Bottom line: Adam Wargacki and colleagues at the Bio Architecture Lab in Berkeley, California have genetically engineered a new strain of E. coli bacteria, which can feed on the sugars found in brown seaweed and transform the sugars into ethanol. They say this method makes seaweed a “contender” for supplying the world with “real renewable biomass.” They published their results in the journal Science in January 2012.

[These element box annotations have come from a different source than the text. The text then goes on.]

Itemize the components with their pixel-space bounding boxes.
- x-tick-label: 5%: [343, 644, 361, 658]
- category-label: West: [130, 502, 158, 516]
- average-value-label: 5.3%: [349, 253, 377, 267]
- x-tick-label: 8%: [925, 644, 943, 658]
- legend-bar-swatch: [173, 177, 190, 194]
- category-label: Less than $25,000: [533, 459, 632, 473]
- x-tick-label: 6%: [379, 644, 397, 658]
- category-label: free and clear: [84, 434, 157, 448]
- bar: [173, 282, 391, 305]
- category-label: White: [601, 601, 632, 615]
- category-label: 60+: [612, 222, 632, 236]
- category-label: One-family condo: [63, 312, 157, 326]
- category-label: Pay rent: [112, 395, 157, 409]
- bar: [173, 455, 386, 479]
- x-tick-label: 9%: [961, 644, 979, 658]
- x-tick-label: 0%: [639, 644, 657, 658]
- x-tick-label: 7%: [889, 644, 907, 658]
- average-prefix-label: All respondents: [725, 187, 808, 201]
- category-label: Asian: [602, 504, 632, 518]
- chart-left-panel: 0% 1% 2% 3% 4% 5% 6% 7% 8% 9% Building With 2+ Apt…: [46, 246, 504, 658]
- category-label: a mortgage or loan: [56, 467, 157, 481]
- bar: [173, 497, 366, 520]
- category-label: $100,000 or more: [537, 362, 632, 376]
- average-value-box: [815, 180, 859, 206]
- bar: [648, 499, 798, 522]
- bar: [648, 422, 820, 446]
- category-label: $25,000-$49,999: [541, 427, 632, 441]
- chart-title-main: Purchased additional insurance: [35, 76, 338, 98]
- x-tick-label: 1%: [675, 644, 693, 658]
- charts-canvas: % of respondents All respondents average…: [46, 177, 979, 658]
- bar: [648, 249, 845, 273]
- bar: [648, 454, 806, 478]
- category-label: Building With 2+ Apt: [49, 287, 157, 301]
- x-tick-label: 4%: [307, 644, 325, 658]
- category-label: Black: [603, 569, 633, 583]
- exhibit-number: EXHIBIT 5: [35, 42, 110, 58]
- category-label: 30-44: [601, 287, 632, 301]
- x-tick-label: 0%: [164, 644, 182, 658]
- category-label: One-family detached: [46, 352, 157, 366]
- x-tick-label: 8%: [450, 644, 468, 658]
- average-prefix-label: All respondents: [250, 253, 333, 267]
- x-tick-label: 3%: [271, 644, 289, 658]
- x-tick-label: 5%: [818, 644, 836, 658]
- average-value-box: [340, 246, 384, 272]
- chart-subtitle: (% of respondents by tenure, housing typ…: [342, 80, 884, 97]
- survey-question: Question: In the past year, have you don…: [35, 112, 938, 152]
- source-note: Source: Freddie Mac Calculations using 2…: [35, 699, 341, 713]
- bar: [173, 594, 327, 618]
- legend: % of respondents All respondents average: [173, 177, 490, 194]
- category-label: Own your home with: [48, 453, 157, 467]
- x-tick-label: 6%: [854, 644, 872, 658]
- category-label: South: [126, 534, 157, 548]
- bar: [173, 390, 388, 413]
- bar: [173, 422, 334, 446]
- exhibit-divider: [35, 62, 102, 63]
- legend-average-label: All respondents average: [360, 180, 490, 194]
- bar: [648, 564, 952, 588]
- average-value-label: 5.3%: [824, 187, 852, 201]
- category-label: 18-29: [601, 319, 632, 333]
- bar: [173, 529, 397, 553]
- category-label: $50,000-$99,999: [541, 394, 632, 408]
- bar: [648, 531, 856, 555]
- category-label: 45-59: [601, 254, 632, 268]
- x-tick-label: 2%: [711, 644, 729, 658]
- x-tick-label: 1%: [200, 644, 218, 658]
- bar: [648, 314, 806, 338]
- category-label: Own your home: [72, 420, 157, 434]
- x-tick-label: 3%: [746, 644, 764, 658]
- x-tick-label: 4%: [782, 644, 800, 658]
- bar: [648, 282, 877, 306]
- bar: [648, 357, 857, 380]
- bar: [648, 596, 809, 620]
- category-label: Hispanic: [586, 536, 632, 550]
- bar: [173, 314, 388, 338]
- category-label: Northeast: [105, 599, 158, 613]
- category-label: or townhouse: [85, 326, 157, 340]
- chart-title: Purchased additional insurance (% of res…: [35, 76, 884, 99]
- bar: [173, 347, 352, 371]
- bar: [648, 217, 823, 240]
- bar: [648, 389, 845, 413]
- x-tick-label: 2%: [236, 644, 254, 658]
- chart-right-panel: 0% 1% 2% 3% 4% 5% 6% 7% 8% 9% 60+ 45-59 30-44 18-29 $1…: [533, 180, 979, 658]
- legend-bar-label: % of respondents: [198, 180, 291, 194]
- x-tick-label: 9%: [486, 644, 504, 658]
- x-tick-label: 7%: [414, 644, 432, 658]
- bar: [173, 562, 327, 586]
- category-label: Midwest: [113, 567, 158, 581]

James S. Diana is Director of the Michigan Sea Grant College Program and Professor of Fisheries and Aquaculture at the School of Natural Resources and Environment (SNRE) at University of Michigan. He and his students, including Keith Hayse-Gregson, are studying ecology of fishes as well as aquaculture. They have developed interests in aquaculture’s potential contribution to the global food supply through the understanding of ecologically sensitive aquaculture practices, particularly in developing countries. They also study a variety of natural ecosystems, focusing mainly on native species, particularly pike and muskellunge. Dr. Diana has studied the behavior and ecology of temperate fishes for three decades, working extensively on the behavior and ecology of many temperate fishes, including pike, muskellunge, brown trout, lake sturgeon, yellow perch, largemouth bass, and alewives. Keith Hayse-Gregson is a second-year MS student at SNRE, who recently conducted a study of the environmental impacts of a new freshwater aquaculture cage design in China.